HIPSTER? NOT SO FAST

Last semester, de la Durantaye taught a class on the post-World War II novel and a seminar on Vladimir Nabokov. While writing his dissertation at Cornell, de la Durantaye had become fascinated by the author’s “thoroughgoing independence of mind.” What began as a mere chapter devoted to Nabokov became the whole dissertation.

De la Durantaye draws on this rich background in his Village Voice pieces, the latest of which took famed 20th-century literary theorist Jacques Derrida as its subject—but he also adds a little bit of the nonconventional. In one piece, de la Durantaye traces the cultural significance of the elephant, from Paradise Lost to the eponymous White Stripes album. It was this piece that led the Advocate to label de la Durantaye a “hipster.”

While de la Durantaye recognizes that being a hipster can sometimes be useful, he rejects the epithet for himself.

“The English department is not a release party for a new soft drink, and there one does not wish to be singled out as a hipster,” he says.

Severs considers de la Durantaye’s role in the larger world unusual among the faculty.

“It’s interesting to have Harvard intellectuals who have some life out there in the public sphere as writers,” says Severs.

Though de la Durantaye is often rumored to be of mysterious European origins, he actually hails from East Lansing, Mich., where his family has lived since the sixteenth century. His Midwest rearing was not as parochial, however, as it may sound. [SEE CORRECTION BELOW]

His parents, who he describes as hippies, set their child apart from the crowd, giving him his distinctive first name to honor a soldier who protected the French supply of arms and beaver pelts against the English. [SEE CORRECTION BELOW]

And de la Durantaye does have European connections: he spent several years traveling and studying in France, Italy, and Germany, and his wife of six months is German.

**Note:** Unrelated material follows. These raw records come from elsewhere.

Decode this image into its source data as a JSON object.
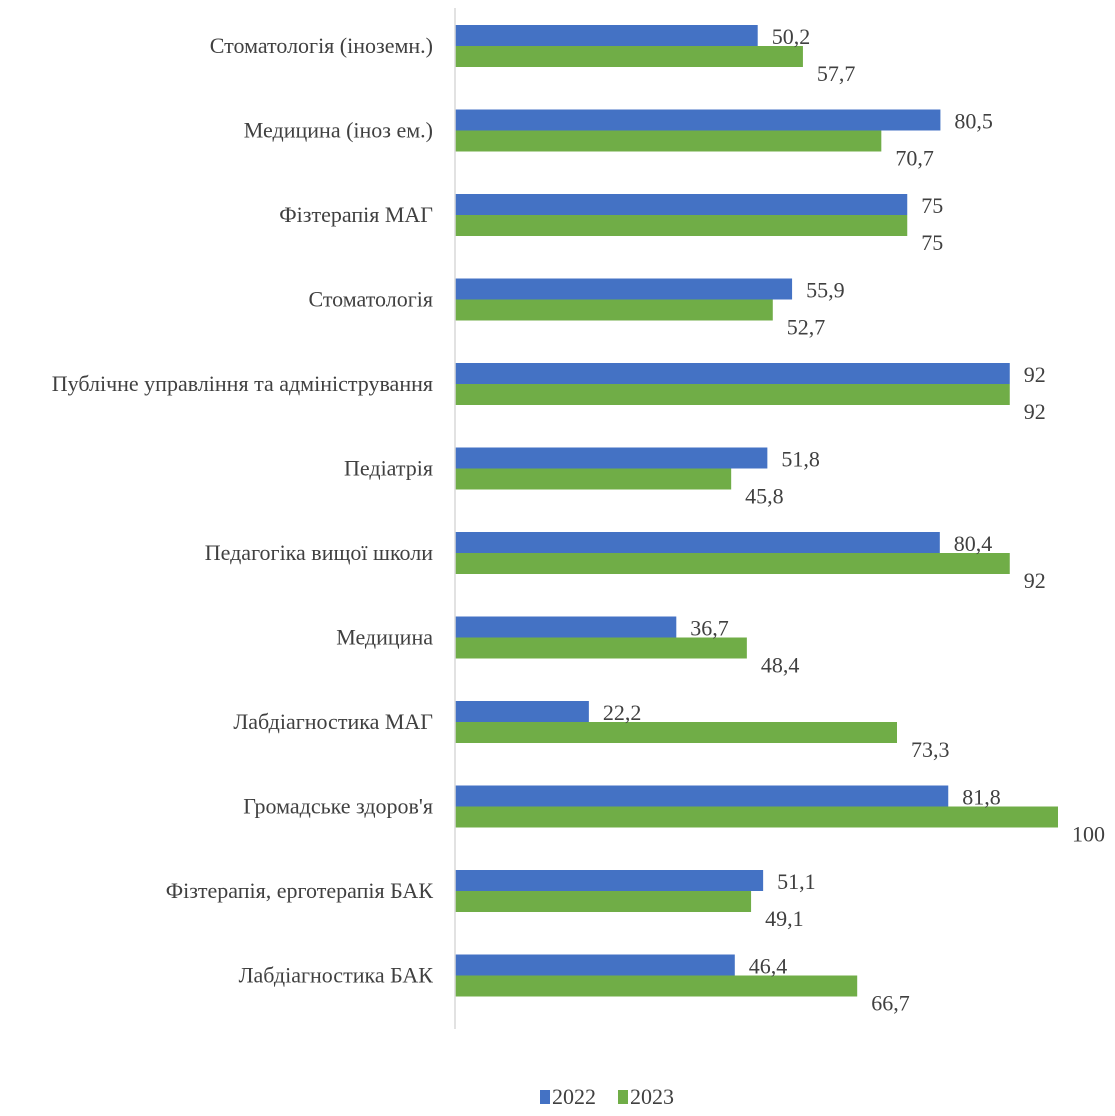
{
  "chart_data": {
    "type": "bar",
    "orientation": "horizontal",
    "categories": [
      "Стоматологія (іноземн.)",
      "Медицина (іноз ем.)",
      "Фізтерапія МАГ",
      "Стоматологія",
      "Публічне управління та адміністрування",
      "Педіатрія",
      "Педагогіка вищої школи",
      "Медицина",
      "Лабдіагностика МАГ",
      "Громадське здоров'я",
      "Фізтерапія, ерготерапія БАК",
      "Лабдіагностика БАК"
    ],
    "series": [
      {
        "name": "2022",
        "color": "#4472c4",
        "values": [
          50.2,
          80.5,
          75,
          55.9,
          92,
          51.8,
          80.4,
          36.7,
          22.2,
          81.8,
          51.1,
          46.4
        ],
        "labels": [
          "50,2",
          "80,5",
          "75",
          "55,9",
          "92",
          "51,8",
          "80,4",
          "36,7",
          "22,2",
          "81,8",
          "51,1",
          "46,4"
        ]
      },
      {
        "name": "2023",
        "color": "#70ad47",
        "values": [
          57.7,
          70.7,
          75,
          52.7,
          92,
          45.8,
          92,
          48.4,
          73.3,
          100,
          49.1,
          66.7
        ],
        "labels": [
          "57,7",
          "70,7",
          "75",
          "52,7",
          "92",
          "45,8",
          "92",
          "48,4",
          "73,3",
          "100",
          "49,1",
          "66,7"
        ]
      }
    ],
    "xlim": [
      0,
      100
    ],
    "grid": false,
    "legend_position": "bottom"
  }
}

She currently lives in New Haven, and de la Durantaye commutes most weekends to be with her. The trek, he claims, is a relatively easy one when compared to their earlier long-distance relationship between Boston and Berlin.

Despite his hippie breeding, de la Durantaye nonetheless learned certain bourgeois sports—like baseball and tennis—from his more traditional grandparents. Although he played baseball seriously, he quit in an “act of weird rebellion” against his father, who had once seriously considered becoming a professional baseball player himself. [SEE CORRECTION BELOW]

HOW TO BE INTRIGUING

The former athlete is now teaching an introduction to 20th-century literary theory in addition to a sophomore tutorial on critical methodology. He says he is too busy at the moment to consider future plans.

“My job,” he says, “consumes happily so much of my time that I don’t worry too much.”

Various literary hobbies occupy his time, but he hopes in the future to have “an idea big enough to fill a book.”

Despite his notably youthful looks, de la Durantaye says that his age does not have any significant effect on his relationship with students. “I’m a good deal older than them,” he says, but he admits that he dresses up at the beginning of the semester to clarify his role in the classroom.

De la Durantaye was even closer in age to his students at Cornell, where he says it was difficult to maintain a professional boundary. “You have to fight that temptation and be a little colder, a little sterner than you might otherwise be,” says de la Durantaye.

But his appearance no longer matters once shopping week is over, when he begins the real work of attempting to present his material “intriguingly and intelligently,” he says. At that point, every professor, regardless of his age, is equally accountable to his students.